Санни и Туомас стояли в шеренге со всеми вместе на льду озера Рааттеенярви. Противоположный берег озера был русским, граница проходила прямо по озеру. Естественно, она не была прочерчена на льду, это Сиппола так решил, что она проходит именно здесь. Хором исполнили «Песню карел», хотя здесь, на севере, она выглядела немного нелепо. По мнению Санни, песня относилась к сочным колосящимся нивам Карельского перешейка, яблоневым садам Карелии, Вуоксе и Ладоге. А здесь их ожидала только суровая лесная глушь, но и там, среди густых лесов, затерянные в сопках, были карельские деревни.

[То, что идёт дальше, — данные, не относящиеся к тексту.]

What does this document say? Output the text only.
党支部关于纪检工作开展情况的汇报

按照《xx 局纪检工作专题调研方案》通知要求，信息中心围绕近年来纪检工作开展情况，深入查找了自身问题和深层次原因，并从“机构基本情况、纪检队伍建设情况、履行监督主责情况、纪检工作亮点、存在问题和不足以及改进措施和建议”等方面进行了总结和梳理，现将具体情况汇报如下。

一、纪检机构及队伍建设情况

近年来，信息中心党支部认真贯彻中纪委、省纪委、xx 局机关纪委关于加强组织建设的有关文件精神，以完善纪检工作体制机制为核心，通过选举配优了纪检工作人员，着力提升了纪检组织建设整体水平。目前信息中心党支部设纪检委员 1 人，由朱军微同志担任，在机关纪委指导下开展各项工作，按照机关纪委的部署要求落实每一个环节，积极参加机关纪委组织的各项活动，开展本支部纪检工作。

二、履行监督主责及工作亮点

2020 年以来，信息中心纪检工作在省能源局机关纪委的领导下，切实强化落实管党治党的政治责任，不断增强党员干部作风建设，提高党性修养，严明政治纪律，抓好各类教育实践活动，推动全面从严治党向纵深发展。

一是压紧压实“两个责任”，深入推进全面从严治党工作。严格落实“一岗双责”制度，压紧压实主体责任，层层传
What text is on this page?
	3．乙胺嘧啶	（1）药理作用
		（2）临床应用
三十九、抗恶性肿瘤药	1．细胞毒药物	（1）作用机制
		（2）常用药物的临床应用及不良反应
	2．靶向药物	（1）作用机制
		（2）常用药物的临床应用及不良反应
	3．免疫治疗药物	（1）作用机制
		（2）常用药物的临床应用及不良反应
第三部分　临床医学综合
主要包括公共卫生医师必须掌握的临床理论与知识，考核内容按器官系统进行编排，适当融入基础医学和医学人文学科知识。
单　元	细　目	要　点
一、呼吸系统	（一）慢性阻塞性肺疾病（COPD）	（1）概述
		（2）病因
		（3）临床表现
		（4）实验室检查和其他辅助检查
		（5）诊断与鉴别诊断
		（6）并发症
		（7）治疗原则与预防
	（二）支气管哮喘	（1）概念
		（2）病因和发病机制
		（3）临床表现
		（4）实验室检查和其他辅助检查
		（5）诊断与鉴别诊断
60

Подполковник, невысокий господин с бородкой клинышком, в котором Санни мгновенно распознала профессионального вояку ушедших времен, сказал перед строем пламенную речь об историческом значении момента. В речи чувствовался явный шведский акцент, из-за чего некоторые бойцы деревенского происхождения тихонько посмеивались. Мальм подчеркнул, что в Беломорскую Карелию они направляются в качестве просвещенного братского народа, старшего брата, поэтому следует вести себя соответственно:
«Относительно цели нашего похода для членов моего штаба и для бойцов хочу подчеркнуть следующее: мы оказываем карельскому народу моральную поддержку в его стремлении освободиться от российского рабства и присоединиться к Финляндии на основе кровного братства. Помните, что задача этого просветительского и одновременно исторически значимого похода будет полностью выполнена только в том случае, если мы со своей стороны будем бескорыстно преданы требованиям человечности и гуманности. Особого уважения требует религия местного населения и связанные с ней традиции, которые нельзя оскорблять ни в коем случае. Даже малейшее отступление от этого принципа я буду строго наказывать».
После речи Сиппола скомандовал «смирно», и, отдав честь, рота грянула государственный гимн. Через озеро прошли единым фронтом, с поднятым флагом. Мальм возглавлял шествие, а Сиппола выглядел раздасадованно. Санни ожидала чего-то, возможно, выстрелов или хотя какого-то движения на противоположном берегу, но сплошная стена хвойного леса отражала только поскрипывание их сапог по насту, покрывающему лед озера.